Nor did the labor movement in its best periods rely on single-issue mass
marches in one or two cities (although they did occur). It had to by necessity
focus on local or nationally-coordinated local strikes and other activities --
sometimes as a build-up to nationwide strikes in particular industries.

But as with the Black movement that's because there were local
factory/industry/neighborhood issues to serve as a focus for labor. In contrast
to get a mass antiwar movement started you've got to combine national demos and
mass nationally-coordinated local demos, with an emphasis regularly on the
former. You're not mobilizing against a particular employer or racist local
official but against the ruling class and its government as a whole right from
the start.

And if you're in a period like the '60s where movements can feed off each other
you can blend the issues and tactics when appropriate without muddling them
like SDS, the CP et al. tried to. And if the period is right you can end up, as
happened in 1917 in Russia, with local actions which are nationally-coordinated
as part of seizing power.
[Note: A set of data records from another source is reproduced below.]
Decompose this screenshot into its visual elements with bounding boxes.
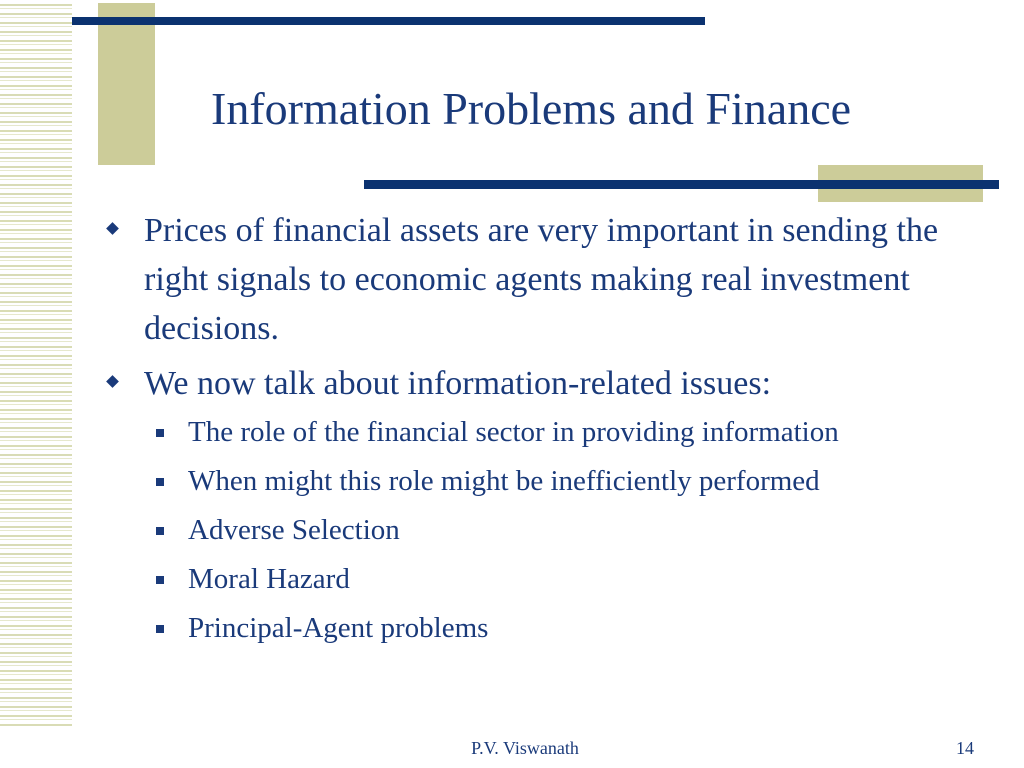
- square-bullet-icon: [156, 527, 164, 535]
- title-rule-bottom: [364, 180, 999, 189]
- diamond-bullet-icon: [106, 375, 119, 388]
- sub-bullet-text: Adverse Selection: [188, 514, 400, 546]
- square-bullet-icon: [156, 478, 164, 486]
- sub-bullet-item: [104, 457, 1004, 506]
- slide-content: [104, 206, 1004, 653]
- decorative-block-top: [98, 3, 155, 165]
- bullet-text: We now talk about information-related issues:: [144, 365, 772, 402]
- decorative-stripes: [0, 0, 72, 728]
- sub-bullet-text: When might this role might be inefficiently performed: [188, 465, 820, 497]
- sub-bullet-item: [104, 604, 1004, 653]
- footer-author: P.V. Viswanath: [471, 738, 579, 758]
- slide-title: Information Problems and Finance: [211, 83, 852, 134]
- sub-bullet-item: [104, 408, 1004, 457]
- bullet-text: Prices of financial assets are very important in sending the right signals to economic agents making real investment decisions.: [144, 212, 939, 347]
- sub-bullet-item: [104, 506, 1004, 555]
- sub-bullet-text: The role of the financial sector in providing information: [188, 416, 839, 448]
- sub-bullet-text: Principal-Agent problems: [188, 612, 489, 644]
- sub-bullet-item: [104, 555, 1004, 604]
- sub-bullet-text: Moral Hazard: [188, 563, 350, 595]
- title-rule-top: [72, 17, 705, 25]
- bullet-item: [104, 359, 1004, 408]
- bullet-item: [104, 206, 1004, 353]
- diamond-bullet-icon: [106, 222, 119, 235]
- square-bullet-icon: [156, 576, 164, 584]
- square-bullet-icon: [156, 625, 164, 633]
- page-number: 14: [956, 738, 974, 758]
- square-bullet-icon: [156, 429, 164, 437]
But you don't get there by throwing in the towel at
the start of the movement as the UFPJ leadership is doing.

-- Carrol Cox <cbcox@xxxxxxxxx> wrote:

The Single-issue mass peaceful demos of the '60s presupposed (a) the
work of SCLC & SNCC in the south, (b) the white organizers energized by
those southern campaigns, (c) the miscellaneous activities of hundreds
of local SDS chapters, (d) the _huge_ casualties in Vietnam (e) the
presence of Vietnam on national TV every night, (f) the riots in the
black ghettoes, (g) the atmosphere and attention created by thousands of
miscellaneous actions (many of them apolitical in intention), (h) 30
years of work by the CP and ex-CP'rs, (i-y) hundreds of things I can't
think of just now, and (z) an SWP that emulated the mad astronomer in
_Rasselas_, who thought his predictions caused the sun to rise each
morning.

The "single-demand" slogan presupposed an arrogant leninist party that
reserved all serious political discussion for itself.